Âşıklar Bayramı ile İçe Yolculuk
Romanı okurken ruhumuzdaki eksikliğin sebep olduğu parçalanmayı, tamamlanma isteğini hissettim. Kitaptaki en net duygu sanırım eksikliği gidermeye çalışmanın tamamlanmaktan daha önemli olduğuydu. Son sayfaya kadar; hayatımda tam olmayı isterken “eksiklerimi” görüp göremediğimi sorguladım.
Aslında çokça denenmiş bir konuyu işlemiş Kemal Varol. Ancak bir kitapta konunun yanında yazarın edebi yönü, okuyucuyu tanımasının da önemini bize bir kez daha hissettiriyor. Kitap 25 yıl sonra bir gece vakti gelen babanın; hasta da olsa mağrur ve ölmek üzereyken bile hayat vermeye çalışan geniş gönlünü tanıtarak başlıyor. Diyarbakır’da avukat olan Yusuf’un, 25 yıl görmediği babasını Kars’taki âşıklar bayramına götürmesini anlatan kitapta yoldaki güzellikleri de görüyoruz. Siz de onlarla yolculuğa çıkmaya cesaret edebilirseniz eğer içinizdeki gel-gitleri seslendiren Yusuf’u anlayacaksınız. Aslında Yusuf kitabın başında hem kendine hem okura itiraf ediyor:
“Yine de her oğul gibi, ne kadar direnirsem direneyim, daha en başından babama karşı yeniktim.”
Okumaya başladığım andan itibaren onlarla birlikteymişim gibi hissettiren ayrıntılar sardı dört bir yanımı. Hikâyede var olup arka koltukta yolculuk yapmam için söylenmesi gereken her şey söylenmişti.
Yusuf’un babasıyla, nedensiz yere ayrılıp pişman olduğu Aylin’le, yetersizlik duygusu taşıyan kendisiyle hesaplaşması; okuyanın da hafızasının üzerindeki kalın örtüyü kaldırıyor.
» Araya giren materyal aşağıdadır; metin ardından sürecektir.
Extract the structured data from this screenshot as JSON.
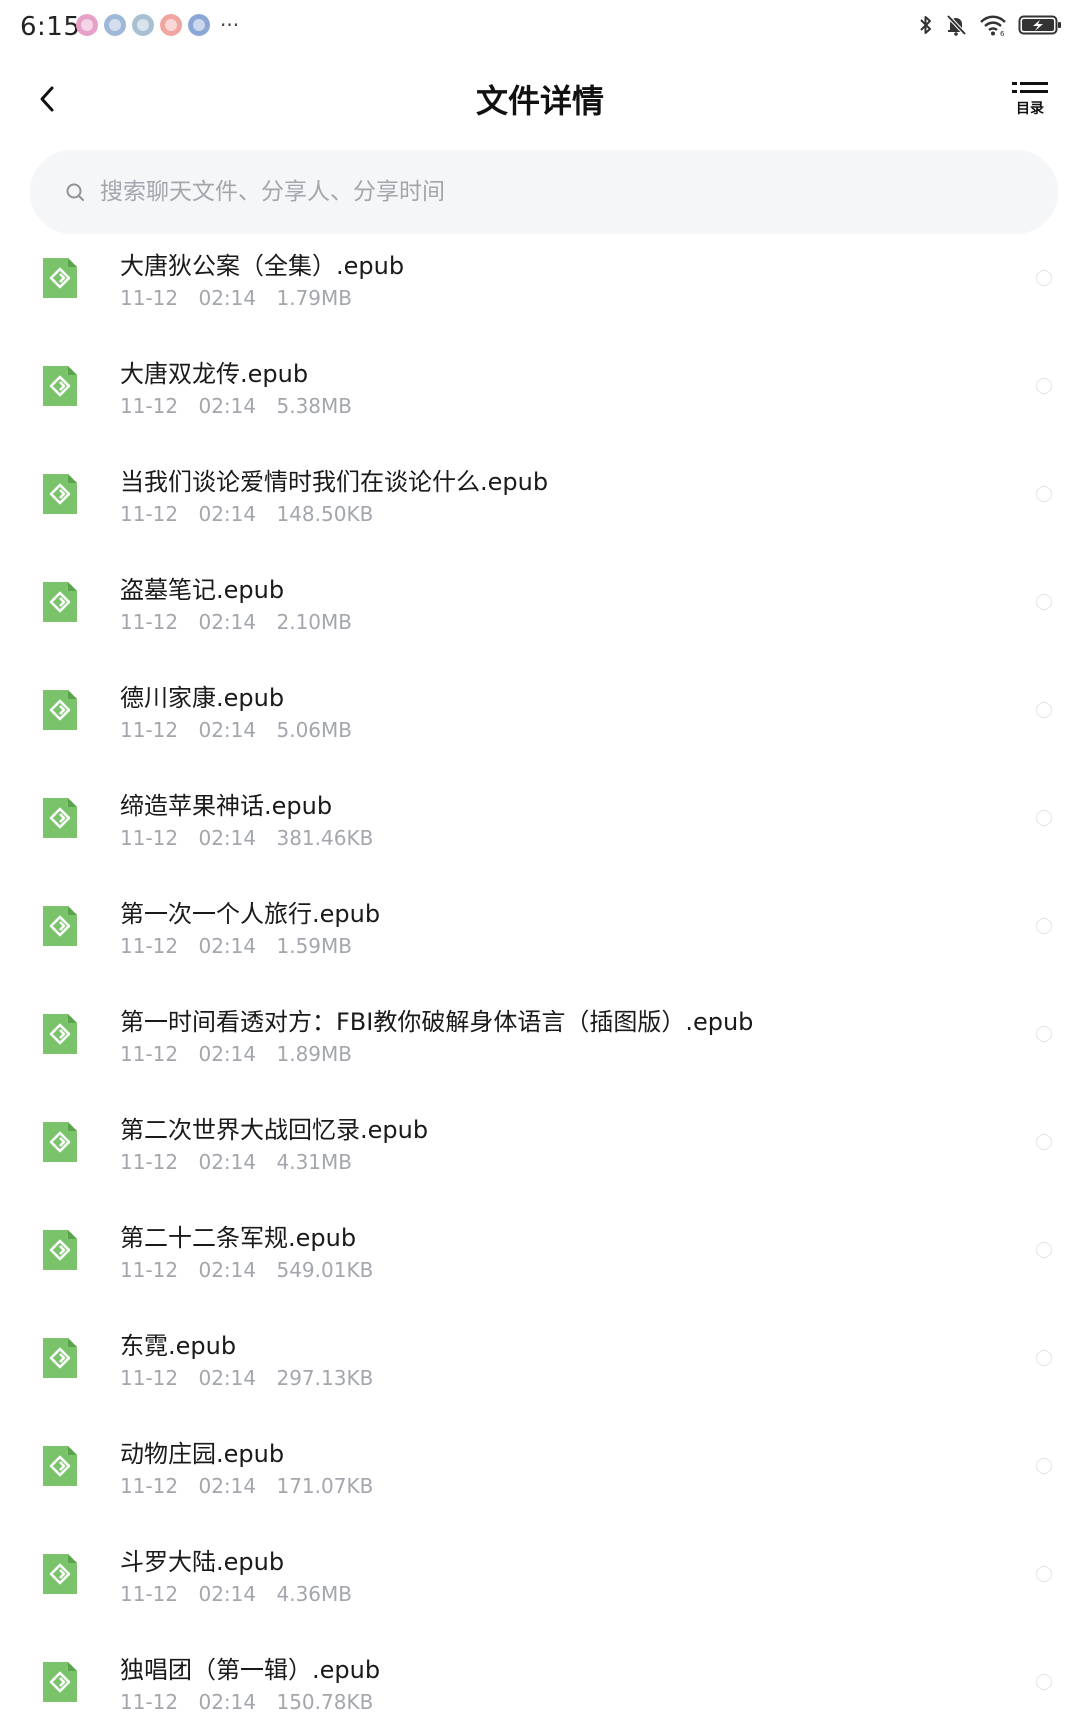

Bazı sayfaları bırakıp gidememem bundan sebep. Bunca yıl görmediğimiz birinin basit bir hareketi bile hafızamızda doldurduğumuz çukurları tekrar açmaya yeterken; onu affetmek, yaşananları unutmak mümkün müdür?
Kitapta bir de nedensiz terkedilen sevgiliye yazılan ve gönderilmeyen mektuplar var. O mektuplar gerçekten sevgiliye mi yazılıyor, affedilmeye mi yarayacak bilinmez. Yazar kendisiyle birlikte bizim de eksiklerimizi anlatıyor. O yüzden bana göre onlar artık sıradan bir aşk mektubu olmaktan çıkıp yaraya dokunan birer ağıta dönüşüyorlar.
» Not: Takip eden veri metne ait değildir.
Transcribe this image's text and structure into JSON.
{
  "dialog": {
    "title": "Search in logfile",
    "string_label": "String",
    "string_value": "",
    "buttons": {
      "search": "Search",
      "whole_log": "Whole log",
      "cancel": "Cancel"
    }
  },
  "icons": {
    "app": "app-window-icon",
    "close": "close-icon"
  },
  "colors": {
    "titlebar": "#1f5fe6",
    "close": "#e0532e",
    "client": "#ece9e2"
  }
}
Unuttuğumuz bir geleneği de hatırlattı bana yazar. Yol boyunca elinden bırakmadığı üç telli sazıyla ona eşlik eden saz âşıklarını dinledim ben de. Unutulan türküleri, unutulan yerlerde, çoktan unutulmuş seslerden dinledim üstelik. Babanın o türküleri şevkle söylerken yorulup çatallaşan sesini duydum. Yıllardır görmediği babasının son arzusunu yerine getirirken hem kızmasını hem anlamaya çalışmasını, hem de özlemini dinledim. Sonra dedim belki bazı şeyler yarım kalmalı…
Âşıklar bayramına katılmak işin bahanesi miydi bilinmez ama o uzun ve zor yolculuk tüm hayatın son perdesi gibi özetliyordu her şeyi. Mezar başında ağlamalar, ne kadar sevildiği bilinmeyen kadınlar, terk edilen çocuklar… Telafi edilmese de son bakışı, son hatırlanışı hak eden geçmişle yüzleştim.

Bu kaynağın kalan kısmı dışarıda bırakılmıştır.